The first issue isn't even printed yet,and already the dream of an alternative to traditional arts coverage has caught fire.
Berkshire Beat has surfaced, via Facebook, and it has already turned people on to art and performance events that escape the attention of traditional media like the Berkshire Eagle. It is shaping up as the place to find out about the local, the truly experimental and exceptional that capture the attention of the younger demographic from high school and college to twenty-somethings.
What is amazing about the development, is that you can watch it happening in real time by visiting their Facebook page, largely fueled by the efforts of Caleb Hiliadis, a Waconah High School Senior with a journalistic career in mind. But he is the first to tell you that he is nothing more than one of many people - some 1500 to date - that are pushing this concept ahead.
As anyone who toils in the arts and cultural reporting scene can tell you, one person can not possibly keep up with everything that is happening in the ever expanding Berkshire cultural world. We have splendid coverage of the BSO and other "top" arts institutions, but the local scene, where the creative ferment really takes place, barely rates a mention in the weekly Advocate which has rested on its laurels for years. It could have been an alternative in the spirit of the Boston Phoenix, but instead tends to play it safe, with a fuzzy focus that results in half its coverage being spaghetti suppers and face painting, and half listings in type so small as to be unreadable. The only redeeming features are their writers Peter Bergman and Judith Fairweather.

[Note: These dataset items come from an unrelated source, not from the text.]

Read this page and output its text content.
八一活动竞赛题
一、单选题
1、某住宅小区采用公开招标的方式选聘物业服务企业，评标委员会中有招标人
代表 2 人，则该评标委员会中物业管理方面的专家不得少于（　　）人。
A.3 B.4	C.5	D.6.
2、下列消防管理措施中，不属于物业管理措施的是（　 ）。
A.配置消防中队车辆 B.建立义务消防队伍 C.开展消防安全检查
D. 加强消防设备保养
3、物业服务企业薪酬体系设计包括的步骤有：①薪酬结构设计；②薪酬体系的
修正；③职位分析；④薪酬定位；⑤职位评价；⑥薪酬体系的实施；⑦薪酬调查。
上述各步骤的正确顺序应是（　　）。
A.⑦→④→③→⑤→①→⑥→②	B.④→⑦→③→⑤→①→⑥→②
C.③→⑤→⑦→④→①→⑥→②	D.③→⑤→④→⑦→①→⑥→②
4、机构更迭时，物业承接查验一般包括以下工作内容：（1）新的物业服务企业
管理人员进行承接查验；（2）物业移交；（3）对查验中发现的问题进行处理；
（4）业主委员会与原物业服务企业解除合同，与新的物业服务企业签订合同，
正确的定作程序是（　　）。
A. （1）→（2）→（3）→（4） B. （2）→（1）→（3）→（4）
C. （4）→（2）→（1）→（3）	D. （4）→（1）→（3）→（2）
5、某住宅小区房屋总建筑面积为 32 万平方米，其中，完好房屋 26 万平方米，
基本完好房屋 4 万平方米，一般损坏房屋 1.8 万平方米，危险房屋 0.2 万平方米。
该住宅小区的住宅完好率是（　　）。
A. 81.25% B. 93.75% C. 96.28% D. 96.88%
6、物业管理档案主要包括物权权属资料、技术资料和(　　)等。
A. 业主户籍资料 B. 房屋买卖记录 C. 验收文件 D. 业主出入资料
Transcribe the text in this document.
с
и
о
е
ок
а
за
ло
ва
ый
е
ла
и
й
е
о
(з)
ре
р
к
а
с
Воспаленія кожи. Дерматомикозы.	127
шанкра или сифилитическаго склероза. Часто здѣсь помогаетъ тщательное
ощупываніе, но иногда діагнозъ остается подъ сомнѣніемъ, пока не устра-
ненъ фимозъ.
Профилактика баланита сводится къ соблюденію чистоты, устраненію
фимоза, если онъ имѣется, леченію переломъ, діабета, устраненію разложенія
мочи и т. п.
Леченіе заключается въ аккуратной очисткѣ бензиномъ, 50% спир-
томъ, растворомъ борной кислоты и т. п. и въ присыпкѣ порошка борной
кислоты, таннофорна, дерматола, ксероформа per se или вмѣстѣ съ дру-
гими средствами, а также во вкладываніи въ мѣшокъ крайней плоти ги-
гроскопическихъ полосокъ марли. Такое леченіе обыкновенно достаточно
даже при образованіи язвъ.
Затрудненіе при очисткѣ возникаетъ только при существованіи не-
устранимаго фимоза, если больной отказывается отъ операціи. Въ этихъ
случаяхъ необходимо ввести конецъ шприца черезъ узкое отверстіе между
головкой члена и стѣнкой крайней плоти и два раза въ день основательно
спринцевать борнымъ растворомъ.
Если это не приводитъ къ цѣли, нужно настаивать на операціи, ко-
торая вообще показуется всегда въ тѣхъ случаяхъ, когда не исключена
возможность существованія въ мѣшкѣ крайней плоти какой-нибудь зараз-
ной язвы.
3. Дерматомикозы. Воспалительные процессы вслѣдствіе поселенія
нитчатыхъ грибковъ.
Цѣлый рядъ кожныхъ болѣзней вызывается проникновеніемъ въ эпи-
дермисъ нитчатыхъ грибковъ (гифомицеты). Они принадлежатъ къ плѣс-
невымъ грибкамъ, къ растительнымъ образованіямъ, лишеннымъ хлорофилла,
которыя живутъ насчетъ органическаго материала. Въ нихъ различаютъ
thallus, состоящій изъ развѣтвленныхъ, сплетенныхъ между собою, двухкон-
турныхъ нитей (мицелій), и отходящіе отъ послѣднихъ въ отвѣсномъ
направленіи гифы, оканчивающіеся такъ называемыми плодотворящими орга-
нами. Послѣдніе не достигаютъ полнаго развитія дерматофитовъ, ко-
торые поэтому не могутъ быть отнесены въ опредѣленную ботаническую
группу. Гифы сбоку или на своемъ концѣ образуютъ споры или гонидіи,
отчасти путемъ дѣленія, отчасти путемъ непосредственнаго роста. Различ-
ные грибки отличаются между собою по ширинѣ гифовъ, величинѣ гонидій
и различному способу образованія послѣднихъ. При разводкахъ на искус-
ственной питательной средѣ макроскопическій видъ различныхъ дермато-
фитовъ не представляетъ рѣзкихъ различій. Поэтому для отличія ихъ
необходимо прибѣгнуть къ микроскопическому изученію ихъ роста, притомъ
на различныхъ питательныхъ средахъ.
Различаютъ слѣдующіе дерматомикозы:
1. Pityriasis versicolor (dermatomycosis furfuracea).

Of the local media, Berkshire Living, Rural Intelligence and Berkshire Fine Arts do the best job of covering all the arts, including classical, jazz and rock yet they miss much of what is happening right under our noses. Too many events, too few reporters. (Disclosure: I've written some one hundred articles for Berkshire Fine Arts in the past couple of years and - until I began my blogs - was part of the problem.)
There are dozens of other outlets that specialize in various niches. Foremost among these is Gail Sez, written by Gail Burns who covers theatre not only in the Berkshires, but adjoining states, and rarely misses even the smallest theatre company.
With Berkshire Beat, in essence everyone becomes a reporter, the readers will also be out there looking for new things going on. The key here is that at some point mediocrity will have to be weeded out, and a really sharp editor is going to have to watch the spelling, syntax and personal pronouns.
The major force behind this publication, which will also have a strong online presence, is Philip LaPointe, Jr. of Lee, an Iraq war veteran with a vision. There is an active advisory board, and others involved include Brad Steele. It is their hope to launch a prototype edition in the next month or so to test the waters. Ultimately they foresee a controlled circulation distribution plan, with biweekly issues being sent to 15,000 readers.
Because they will focus on a lot of the newer, emerging bands, artists and writers - they have a niche for poetry and visual arts in their plans - their vision is wide ranging. Since the cost of print is high, and requires major advertiser support, it is likely that the magazine will be a tool that will bring even more people to their website and the content there.
There is a board which is doing the planning, but at this point it is all open concept.